I also find this very telling of how ridiculously formulated and stagnant high fantasy is. This is supposed to be a genre of as-far-as-your-imagination-takes-you, not of rules written in stone. The idea that you should just copy-paste some common template of how fantasy works is about as ironic as it gets.
Runs on Tropolium, baby!
Wow, this is hilarious... watching NW_Kohaku and Stove flail at each other like this, making every effort to ignore every constructive comment in favour of retreading the same tired irrelevant details over and over again. Well, it was hilarious anyways. Now its just boring.
The fact is, there are good reasons either way. There are common standards that say both are correct. Both of you are ultimately reducing it to "This is the way I've always thought about it, so this is the right way. This is the way it was introduced to me, so this is what I want."
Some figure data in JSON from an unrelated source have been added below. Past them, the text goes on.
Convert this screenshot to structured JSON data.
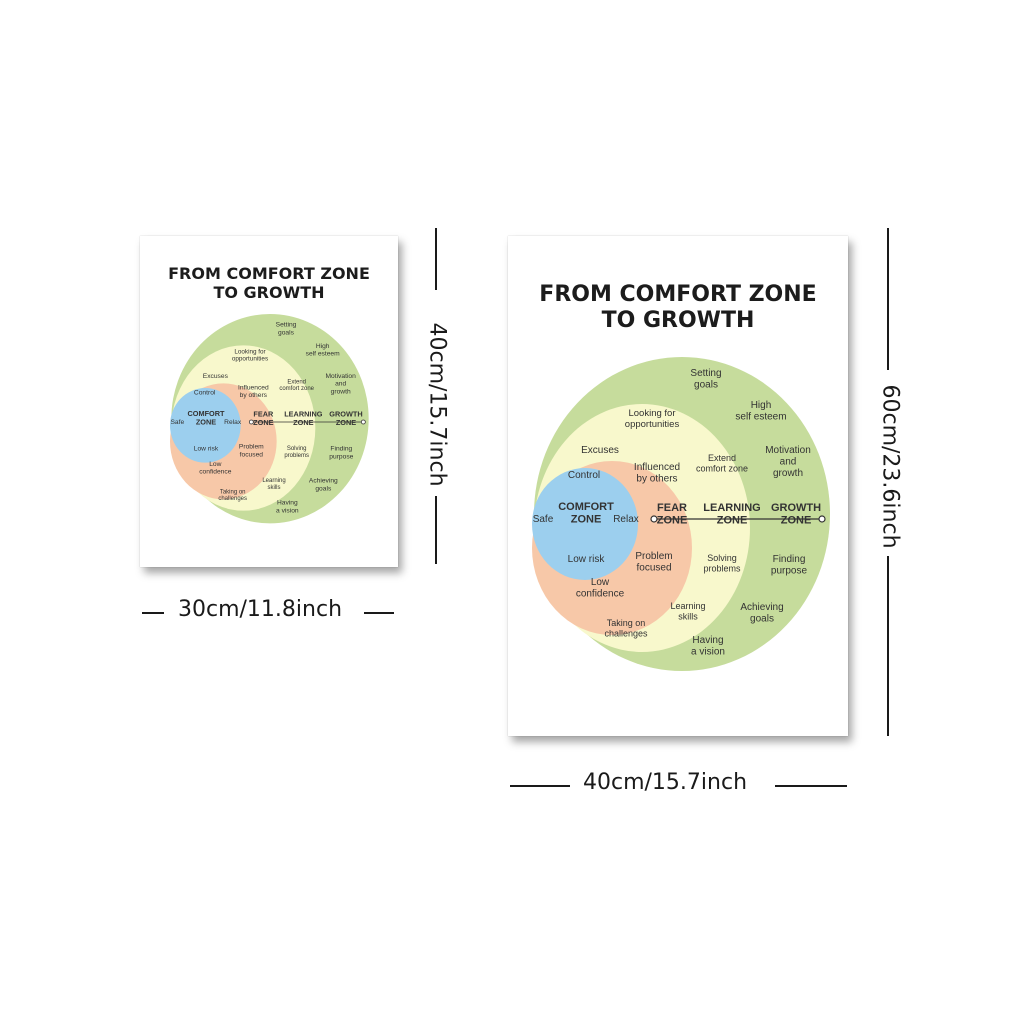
{
  "poster": {
    "title_line1": "FROM COMFORT ZONE",
    "title_line2": "TO GROWTH",
    "colors": {
      "comfort": "#9ccfee",
      "fear": "#f7c8a8",
      "learning": "#f8f8cc",
      "growth": "#c6dc9c",
      "text": "#333333"
    },
    "zones": {
      "comfort": {
        "line1": "COMFORT",
        "line2": "ZONE"
      },
      "fear": {
        "line1": "FEAR",
        "line2": "ZONE"
      },
      "learning": {
        "line1": "LEARNING",
        "line2": "ZONE"
      },
      "growth": {
        "line1": "GROWTH",
        "line2": "ZONE"
      }
    },
    "words": {
      "safe": "Safe",
      "relax": "Relax",
      "control": "Control",
      "low_risk": "Low risk",
      "excuses": "Excuses",
      "influenced": [
        "Influenced",
        "by others"
      ],
      "problem_focused": [
        "Problem",
        "focused"
      ],
      "low_confidence": [
        "Low",
        "confidence"
      ],
      "looking": [
        "Looking for",
        "opportunities"
      ],
      "extend": [
        "Extend",
        "comfort zone"
      ],
      "solving": [
        "Solving",
        "problems"
      ],
      "learning_skills": [
        "Learning",
        "skills"
      ],
      "taking": [
        "Taking on",
        "challenges"
      ],
      "setting": [
        "Setting",
        "goals"
      ],
      "high_esteem": [
        "High",
        "self esteem"
      ],
      "motivation": [
        "Motivation",
        "and",
        "growth"
      ],
      "finding": [
        "Finding",
        "purpose"
      ],
      "achieving": [
        "Achieving",
        "goals"
      ],
      "vision": [
        "Having",
        "a vision"
      ]
    }
  },
  "dimensions": {
    "small_width": "30cm/11.8inch",
    "small_height": "40cm/15.7inch",
    "large_width": "40cm/15.7inch",
    "large_height": "60cm/23.6inch"
  }
}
So why don't we stop arguing about what it "should" be, and just explain why we want the one we want without making the assumption that the other side is composed of people who are somehow deficient?
Take care to avoid false equivalencies. I did go out of my way to
discuss such things before I just went into "deconstruct the other guy's argument" mode with Stove.
I remember in Thomas Friedman's "Hot, Flat, and Crowded", in the discussion of the debate over Global Warming that there was a quote (from who, I unfortunately cannot remember) that said, effectively, "A charlatain can say in one sentence something that takes a scientist three pages of evidence to disprove." (This in a section on why Al Gore was important in the Global Warming debate, because scientists are essentially not inclined to actually put their arguments into the public debate.)
I explained why I thought female dwarves should not have beards, but I do admit to learning it first that way.
Still, my argument against Stove is and always was that we shouldn't be declaring that we should remain locked in a notion that all dwarves must be bearded, or, oh, say, steampunk dwarves or grimdark dwarves for that matter. Therefore, Tolkien is irrelevant, if not something to conscoiusly strive to differentiate oneself from, as Cotes makes a point about.